Benefits of outsourcing

Outsourcing Information Technology (IT) became popular after Airtel’s groundbreaking contract with IBM in 2004 (it made a Harvard case study). The benefits were remarkable — Airtel focused on its telecom business in its early growth phase, while letting the experts handle the technology. This meant large sums of money that would have been sunk in capital expenses towards expensive hardware, software, and manpower, could be used to fuel growth.

This success story was replicated by other telecom companies and businesses across industries including big names in banking, healthcare, retail, and many other sectors.

Despite the proliferation of advanced software as a service (SaaS) and platform as a service (PaaS) system, full stack IT outsourcing continues to drive significant value due to the expertise of vendors who are able to quickly deploy new and emerging technologies including artificial intelligence (AI). They can also be vital in ensuring recovery in case of material disruptions, technology failures or cyber incidents.

Outsourcing at scale also presents challenges and planning for these is crucial for success.

Challenges with IT outsourcing and key considerations

Planning: Outsourcing contracts are usually for longer durations and locked-in so the vendor can recoup capital spend, which means clients must meticulously plan and document the scope in tandem with 5-to-10-year business plans. Rush the planning stage and get locked into a sub-optimal contract.

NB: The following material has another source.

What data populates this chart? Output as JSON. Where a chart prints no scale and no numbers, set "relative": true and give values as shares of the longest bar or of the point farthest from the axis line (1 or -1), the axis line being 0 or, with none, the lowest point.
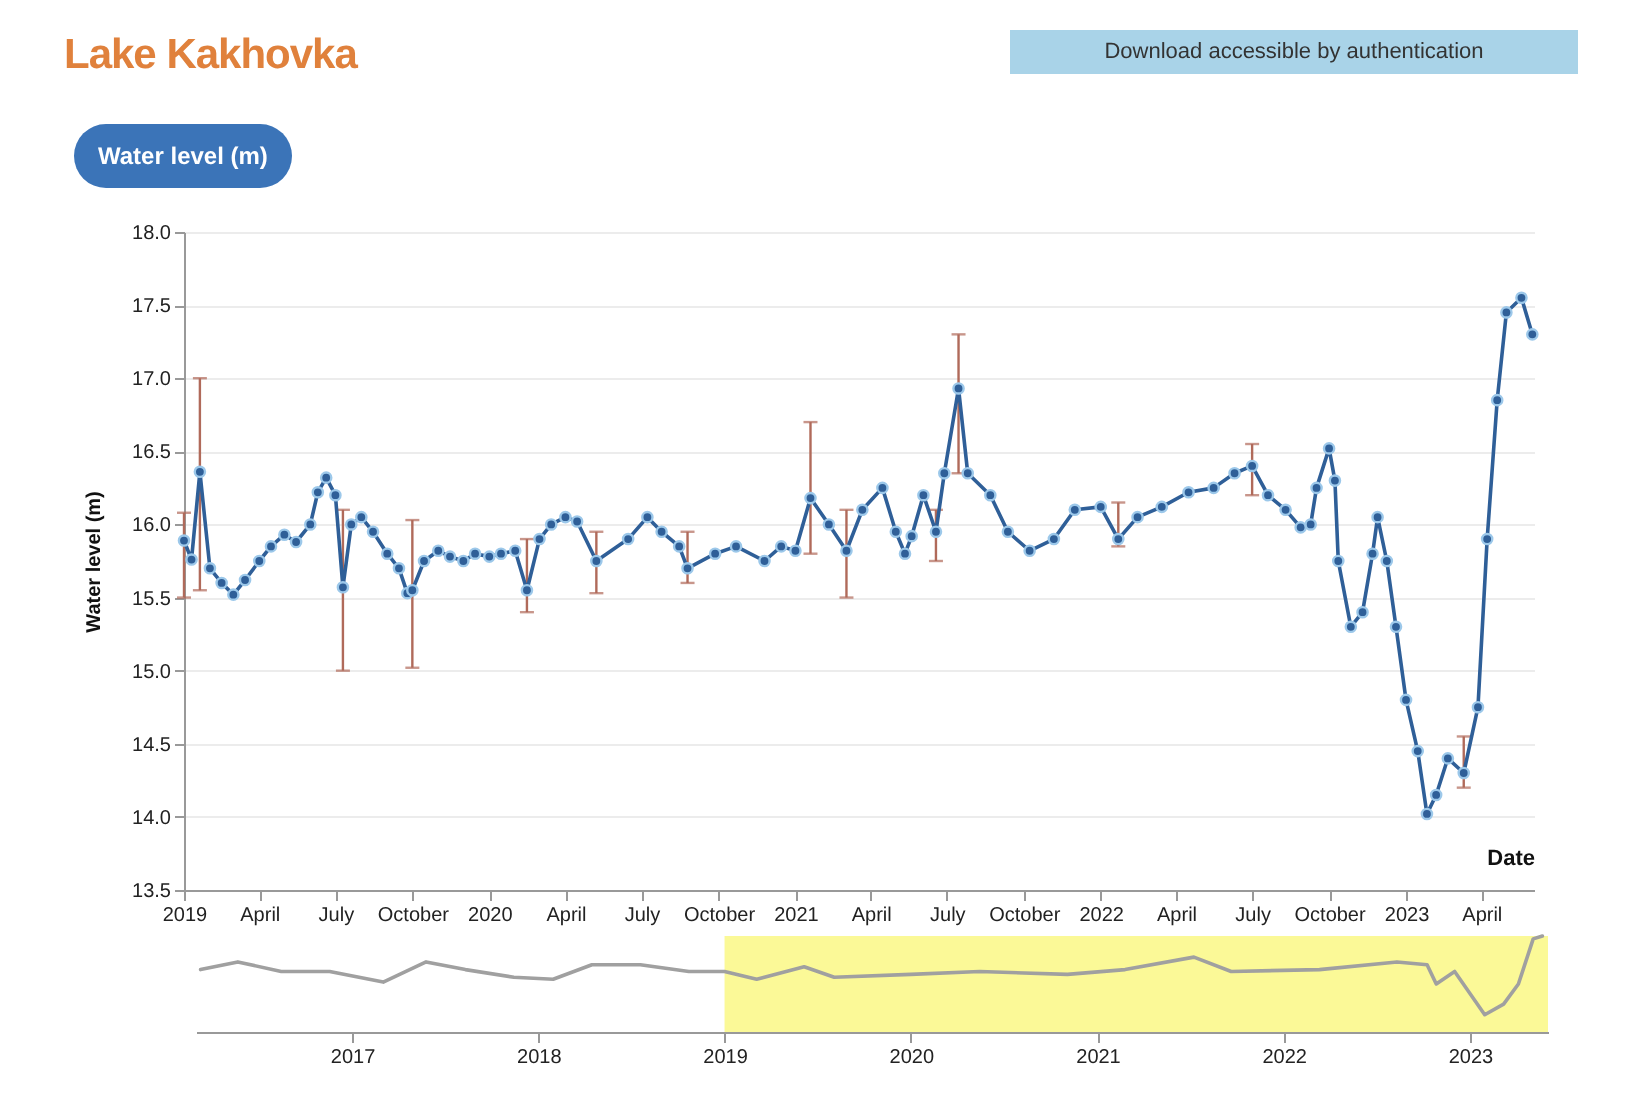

Retaining leverage: When vendor selection is not via tendering, ensure key non-technical requirements are agreed upfront as part of the scope. The vendor knows you are already invested in closing the deal, so anything that is not agreed in principle will see sustained pushback if brought in during contract negotiations, even if it does not have cost implications for the vendor.

Engage experienced outside counsel and get your contract draft ready. And ensure ahead that the vendor agrees to work on your draft.

Technology selection and scaling: A large vendor dealing in its own brand of technology will prefer to use its own products. These may be cutting edge at the time the deal was signed, but the vendor and their products will not remain the best over the contract term as newer technologies and players emerge rapidly. Ensure you have a role in product selection and are not limited to a fixed set of brands.

Choice of products must also account for scalability to accommodate business growth. Also check the end-of-life and end-of-support dates for key products.

Interfaces and middleware: Insist on using industry standards for interfaces/application programming interfaces (APIs) and integrations. For software development, an industry standard methodology should be followed.

Middleware is a critical element in large IT systems that bridge and connect disparate systems and determine how efficiently they interoperate. Weigh the benefits of keeping middleware out of the main vendor’s scope — and evaluate bringing in a third party specialising in middleware. Getting this wrong means ending up with complex indecipherable system integrations and code. This can also limit the ability to uncouple from the vendor at term-end as unravelling the maze can become an onerous and drawn-out task.

Locking out competition: Your vendor may also be servicing your competitors. As you devise new service offerings and features, ensure your vendor is restricted from replicating these for the competition — or be pragmatic and impose a time restriction till you monetise your advantage. Absolute prohibition and stringent intellectual property rights (IPR) clauses are not usually the solution — vendors can simply write different code for similar output. Enforcing rights for little things can lead to confrontation early on and it is not helpful to get antagonistic with a vendor who is deeply entrenched within your systems.

KPIs: Build-in key performance indicators (KPIs) into your contracts to measure how the vendor performs and whether your organisations’ objectives are being met over the contract term.

Product development roadmaps: Vendors follow their own roadmaps for enhancing their proprietary products. Get them to accommodate in their roadmap new features and functionality that you need.

Governance: Draw up an efficient governance mechanism to manage the performance of the contract, resolve operational difficulties and differences, and enable collaboration between multiple vendors.

Exclusivity: Avoid exclusivity commitments to vendors — they will press for it. Vendor performance and interest in your success can vane over the life of the contract for various reasons, mostly financial. Retain the option to bring in other vendors for specialised applications.

Retaining and building skills

Retain in-house IT: Outsourcing deals often involve transferring your IT team to the vendor. Retain key people and hire specialised talent to manage technology decisions, assess emerging technologies, oversee vendors, and remain involved in everyday IT operations. You need to plan for exigencies (even large vendors can decline) and retain the ability to bring IT back in, if needed. Having skilled in-house IT is key. Even the best contracts are useless when not backed up by a skilled team to drive and manage them.

Knowledge sharing and transfer: Regular knowledge sharing, and transfer is important to keep the in-house team relevant, prevent the loss of experience and retain the ability to bring IT back in, when needed.


Outsourcing your IT to skilled tech vendors has significant advantages, ensuring your business remains cutting edge in technology deployment. But it is easy to forget the long-term picture, so be aware of the pitfalls and stay involved and in control. There are many other aspects, technical and legal, to consider when opting for IT outsourcing. Bring in experienced outside counsel early on to work with you as you draw out the scope and for drafting and negotiating your contracts. It will be money well spent.